Now available in paperback, this well-illustrated study was published in cloth in 2001. Steadman (urban and built form studies, U. College, London), whose previous books reflect his interest in geometry in architecture, makes a strong case for Vermeer's use of the camera obscura to achieve the photographic qualities in his paintings. He delves into the history of optics and the camera obscura, considers who could have taught Vermeer how they're used, and reconstructs the composition of several Vermeer paintings to make his case. Annotation c. Book News, Inc., Portland, OR (booknews.com)
Art historians have long speculated on how Vermeer achieved the uncanny mixture of detached precision, compositional repose, and perspective accuracy that have drawn many to describe his work as "photographic." Indeed, many wonder if Vermeer employed a camera obscura, a primitive form of camera, to enhance his realistic effects?
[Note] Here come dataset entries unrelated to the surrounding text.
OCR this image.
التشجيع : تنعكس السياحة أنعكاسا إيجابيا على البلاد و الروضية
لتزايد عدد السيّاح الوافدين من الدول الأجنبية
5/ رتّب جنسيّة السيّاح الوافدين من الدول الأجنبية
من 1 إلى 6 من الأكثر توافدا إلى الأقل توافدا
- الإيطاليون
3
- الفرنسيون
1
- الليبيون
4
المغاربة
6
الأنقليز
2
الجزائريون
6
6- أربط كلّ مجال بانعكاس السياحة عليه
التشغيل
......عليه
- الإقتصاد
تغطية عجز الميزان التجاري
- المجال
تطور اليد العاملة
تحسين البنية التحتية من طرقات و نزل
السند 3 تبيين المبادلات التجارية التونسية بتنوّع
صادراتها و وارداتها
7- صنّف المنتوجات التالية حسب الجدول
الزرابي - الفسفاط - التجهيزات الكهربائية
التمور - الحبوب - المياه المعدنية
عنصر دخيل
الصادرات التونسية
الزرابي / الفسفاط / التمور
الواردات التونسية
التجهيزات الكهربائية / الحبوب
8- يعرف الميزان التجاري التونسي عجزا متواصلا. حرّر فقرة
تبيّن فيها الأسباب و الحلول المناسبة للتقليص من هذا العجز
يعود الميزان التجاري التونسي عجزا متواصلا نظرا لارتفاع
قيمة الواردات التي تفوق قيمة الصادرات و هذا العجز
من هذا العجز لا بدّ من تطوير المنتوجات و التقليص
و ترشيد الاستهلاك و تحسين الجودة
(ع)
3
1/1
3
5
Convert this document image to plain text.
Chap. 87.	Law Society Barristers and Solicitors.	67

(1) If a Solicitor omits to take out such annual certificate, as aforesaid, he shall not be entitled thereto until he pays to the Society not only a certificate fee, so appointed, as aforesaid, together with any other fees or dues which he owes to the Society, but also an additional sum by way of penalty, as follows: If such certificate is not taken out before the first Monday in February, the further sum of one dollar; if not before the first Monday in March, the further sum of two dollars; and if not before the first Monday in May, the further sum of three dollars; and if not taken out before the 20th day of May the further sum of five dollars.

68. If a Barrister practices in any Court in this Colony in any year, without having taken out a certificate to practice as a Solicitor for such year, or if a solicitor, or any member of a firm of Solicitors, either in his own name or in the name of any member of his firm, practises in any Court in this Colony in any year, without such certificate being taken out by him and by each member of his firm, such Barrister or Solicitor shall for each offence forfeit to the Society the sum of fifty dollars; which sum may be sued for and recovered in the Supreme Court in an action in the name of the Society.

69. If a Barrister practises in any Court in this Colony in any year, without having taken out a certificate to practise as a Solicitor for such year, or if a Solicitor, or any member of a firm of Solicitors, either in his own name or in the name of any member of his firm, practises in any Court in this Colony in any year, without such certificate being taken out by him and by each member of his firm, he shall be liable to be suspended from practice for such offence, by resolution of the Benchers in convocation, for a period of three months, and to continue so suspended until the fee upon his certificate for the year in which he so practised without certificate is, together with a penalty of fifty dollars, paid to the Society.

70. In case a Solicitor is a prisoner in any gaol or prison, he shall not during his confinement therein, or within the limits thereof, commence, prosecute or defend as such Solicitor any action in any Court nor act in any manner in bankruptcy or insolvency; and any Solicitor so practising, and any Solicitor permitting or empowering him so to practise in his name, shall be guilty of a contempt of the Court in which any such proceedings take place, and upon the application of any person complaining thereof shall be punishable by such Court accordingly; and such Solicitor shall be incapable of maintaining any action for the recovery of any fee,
In Vermeer's Camera, Philip Steadman traces the development of the camera obscura--first described by Leonaro da Vinci--weighs the arguments that scholars have made for and against Vermeer's use of the camera, and offers a fascinating examination of the paintings themselves and what they alone can tell us of Vermeer's technique. Vermeer left no record of his method and indeed we know almost nothing of the man nor of how he worked. But by a close and illuminating study of the paintings Steadman concludes that Vermeer did use the camera obscura and shows how the inherent defects in this primitive device enabled Vermeer to achieve some remarkable effects--the slight blurring of image, the absence of sharp lines, the peculiar illusion not of closeness but of distance in the domestic scenes. Steadman argues that the use of the camera also explains some previously unexplainable qualities of Vermeer's art, such as the absence of conventional drawing, the pattern of underpainting in areas of pure tone, the pervasive feeling of reticence that suffuses his canvases, and the almost magical sense that Vermeer is painting not objects but light itself. Drawing on a wealth of Vermeer research and displaying an extraordinary sensitivity to the subtleties of the work itself, Philip Steadman offers in Vermeer's Camera a fresh perspective on some of the most enchanting paintings ever created.